Among major agrarian states, Punjab’s figures underscore deepening farm distress. The state has Rs 25.23 lakh agricultural loan accounts with outstanding loans of Rs 97,471 crore, placing it fourth nationally with an average debt of Rs 3.86 lakh per farmer.
Advocate Kamal Aanand of Sangrur, who analysed the data, said the contrast between urban and agrarian regions was stark. “It is beyond explanation how an average agricultural loan of Rs 38.35 lakh could be justified in Chandigarh, where there is hardly any land for farming. The same applies to Delhi. It appears that low-interest agricultural loans are being diverted for non-agricultural purposes, which calls for a deeper probe,” he said.
Comparatively, neighbouring Haryana has 36.63 lakh loan accounts with outstanding loans of Rs 1,00,013 crore, ranking seventh nationally with an average of Rs 2.73 lakh per account — Rs 1.13 lakh lower than Punjab. “This shows Punjab’s failure to adequately safeguard its farmers through sustainable farming practices and long-term policy measures,” Aanand added, expressing concern over rising farmer suicides linked to debt.
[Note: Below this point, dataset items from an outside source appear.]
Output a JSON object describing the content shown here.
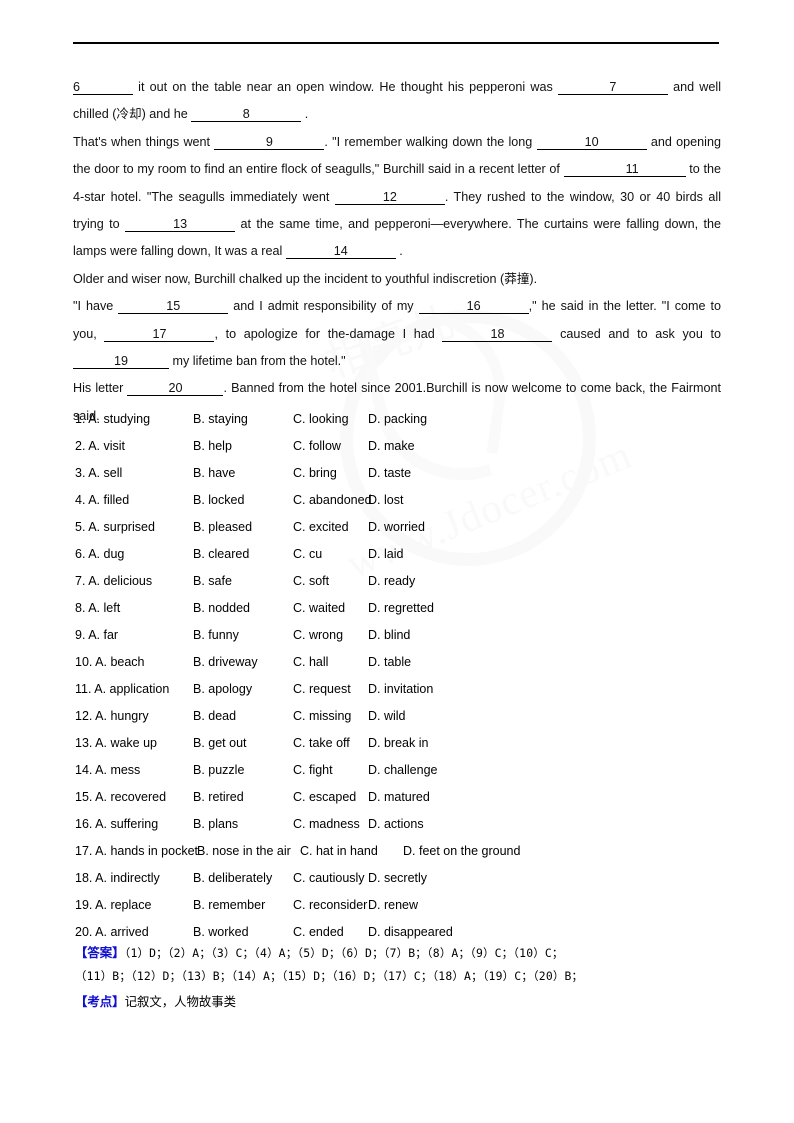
{
  "document": {
    "watermark": {
      "cn_text": "相亮儿",
      "url_text": "www.Jdocer.com"
    },
    "passage": {
      "lines": [
        {
          "segments": [
            {
              "type": "blank",
              "label": "6",
              "style": "lead"
            },
            {
              "type": "text",
              "value": " it out on the table near an open window. He thought his pepperoni was "
            },
            {
              "type": "blank",
              "label": "7",
              "style": "wide"
            },
            {
              "type": "text",
              "value": " and well chilled (冷却) and he "
            },
            {
              "type": "blank",
              "label": "8",
              "style": "wide"
            },
            {
              "type": "text",
              "value": " ."
            }
          ]
        },
        {
          "segments": [
            {
              "type": "text",
              "value": "That's when things went "
            },
            {
              "type": "blank",
              "label": "9",
              "style": "wide"
            },
            {
              "type": "text",
              "value": ". \"I remember walking down the long "
            },
            {
              "type": "blank",
              "label": "10",
              "style": "wide"
            },
            {
              "type": "text",
              "value": " and opening the door to my room to find an entire flock of seagulls,\" Burchill said in a recent letter of "
            },
            {
              "type": "blank",
              "label": "",
              "style": "empty"
            },
            {
              "type": "blank",
              "label": "11",
              "style": "lead"
            },
            {
              "type": "text",
              "value": " to the 4-star hotel. \"The seagulls immediately went "
            },
            {
              "type": "blank",
              "label": "12",
              "style": "wide"
            },
            {
              "type": "text",
              "value": ". They rushed to the window, 30 or 40 birds all trying to "
            },
            {
              "type": "blank",
              "label": "13",
              "style": "wide"
            },
            {
              "type": "text",
              "value": " at the same time, and pepperoni—everywhere. The curtains were falling down, the lamps were falling down, It was a real "
            },
            {
              "type": "blank",
              "label": "14",
              "style": "wide"
            },
            {
              "type": "text",
              "value": " ."
            }
          ]
        },
        {
          "segments": [
            {
              "type": "text",
              "value": "Older and wiser now, Burchill chalked up the incident to youthful indiscretion (莽撞)."
            }
          ]
        },
        {
          "segments": [
            {
              "type": "text",
              "value": "\"I have "
            },
            {
              "type": "blank",
              "label": "15",
              "style": "wide"
            },
            {
              "type": "text",
              "value": " and I admit responsibility of my "
            },
            {
              "type": "blank",
              "label": "16",
              "style": "wide"
            },
            {
              "type": "text",
              "value": ",\" he said in the letter. \"I come to you, "
            },
            {
              "type": "blank",
              "label": "17",
              "style": "wide"
            },
            {
              "type": "text",
              "value": ", to apologize for the-damage I had "
            },
            {
              "type": "blank",
              "label": "18",
              "style": "wide"
            },
            {
              "type": "text",
              "value": " caused and to ask you to "
            },
            {
              "type": "blank",
              "label": "19",
              "style": "mid"
            },
            {
              "type": "text",
              "value": " my lifetime ban from the hotel.\""
            }
          ]
        },
        {
          "segments": [
            {
              "type": "text",
              "value": "His letter "
            },
            {
              "type": "blank",
              "label": "20",
              "style": "mid"
            },
            {
              "type": "text",
              "value": ". Banned from the hotel since 2001.Burchill is now welcome to come back, the Fairmont said."
            }
          ]
        }
      ]
    },
    "options": [
      {
        "num": "1.",
        "a": "A. studying",
        "b": "B. staying",
        "c": "C. looking",
        "d": "D. packing",
        "wide": false
      },
      {
        "num": "2.",
        "a": "A. visit",
        "b": "B. help",
        "c": "C. follow",
        "d": "D. make",
        "wide": false
      },
      {
        "num": "3.",
        "a": "A. sell",
        "b": "B. have",
        "c": "C. bring",
        "d": "D. taste",
        "wide": false
      },
      {
        "num": "4.",
        "a": "A. filled",
        "b": "B. locked",
        "c": "C. abandoned",
        "d": "D. lost",
        "wide": false
      },
      {
        "num": "5.",
        "a": "A. surprised",
        "b": "B. pleased",
        "c": "C. excited",
        "d": "D. worried",
        "wide": false
      },
      {
        "num": "6.",
        "a": "A. dug",
        "b": "B. cleared",
        "c": "C. cu",
        "d": "D. laid",
        "wide": false
      },
      {
        "num": "7.",
        "a": "A. delicious",
        "b": "B. safe",
        "c": "C. soft",
        "d": "D. ready",
        "wide": false
      },
      {
        "num": "8.",
        "a": "A. left",
        "b": "B. nodded",
        "c": "C. waited",
        "d": "D. regretted",
        "wide": false
      },
      {
        "num": "9.",
        "a": "A. far",
        "b": "B. funny",
        "c": "C. wrong",
        "d": "D. blind",
        "wide": false
      },
      {
        "num": "10.",
        "a": "A. beach",
        "b": "B. driveway",
        "c": "C. hall",
        "d": "D. table",
        "wide": false
      },
      {
        "num": "11.",
        "a": "A. application",
        "b": "B. apology",
        "c": "C. request",
        "d": "D. invitation",
        "wide": false
      },
      {
        "num": "12.",
        "a": "A. hungry",
        "b": "B. dead",
        "c": "C. missing",
        "d": "D. wild",
        "wide": false
      },
      {
        "num": "13.",
        "a": "A. wake up",
        "b": "B. get out",
        "c": "C. take off",
        "d": "D. break in",
        "wide": false
      },
      {
        "num": "14.",
        "a": "A. mess",
        "b": "B. puzzle",
        "c": "C. fight",
        "d": "D. challenge",
        "wide": false
      },
      {
        "num": "15.",
        "a": "A. recovered",
        "b": "B. retired",
        "c": "C. escaped",
        "d": "D. matured",
        "wide": false
      },
      {
        "num": "16.",
        "a": "A. suffering",
        "b": "B. plans",
        "c": "C. madness",
        "d": "D. actions",
        "wide": false
      },
      {
        "num": "17.",
        "a": "A. hands in pocket",
        "b": "B. nose in the air",
        "c": "C. hat in hand",
        "d": "D. feet on the ground",
        "wide": true
      },
      {
        "num": "18.",
        "a": "A. indirectly",
        "b": "B. deliberately",
        "c": "C. cautiously",
        "d": "D. secretly",
        "wide": false
      },
      {
        "num": "19.",
        "a": "A. replace",
        "b": "B. remember",
        "c": "C. reconsider",
        "d": "D. renew",
        "wide": false
      },
      {
        "num": "20.",
        "a": "A. arrived",
        "b": "B. worked",
        "c": "C. ended",
        "d": "D. disappeared",
        "wide": false
      }
    ],
    "answer_key": {
      "label": "【答案】",
      "line1": "（1）D；（2）A；（3）C；（4）A；（5）D；（6）D；（7）B；（8）A；（9）C；（10）C；",
      "line2": "（11）B；（12）D；（13）B；（14）A；（15）D；（16）D；（17）C；（18）A；（19）C；（20）B；"
    },
    "exam_point": {
      "label": "【考点】",
      "value": "记叙文，人物故事类"
    },
    "colors": {
      "tag_blue": "#1111cc",
      "body_black": "#111111"
    }
  }
}
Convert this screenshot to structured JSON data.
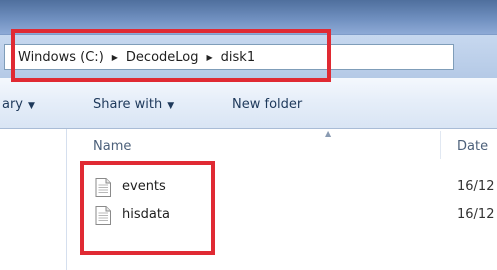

At the other end of the spectrum, Meghalaya reports the lowest average agricultural loan in the country, at Rs 76,966 per account, with 1.45 lakh accounts availing loans worth Rs 1,116 crore. Jharkhand, often categorised as a backward state, also records a low average of Rs 78,350 per account across 28.25 lakh accounts, amounting to Rs 22,134 crore. These figures, experts say, highlight the uneven access to institutional credit and the sharp regional imbalances in farm financing.
Overall, India’s agricultural sector remains heavily credit-dependent. A total of 17.42 crore agricultural loan accounts have outstanding loans of Rs 31.36 lakh crore, averaging Rs 1.80 lakh per account. In terms of total loan volume, Tamil Nadu leads with Rs 4.94 lakh crore across 2.56 crore accounts, followed by Andhra Pradesh with Rs 3.76 lakh crore.
The contrasting patterns — urban regions topping per-account loan averages while agrarian states struggle with mounting debt — have raised questions about the targeting and monitoring of agricultural credit, said Kamal Anand.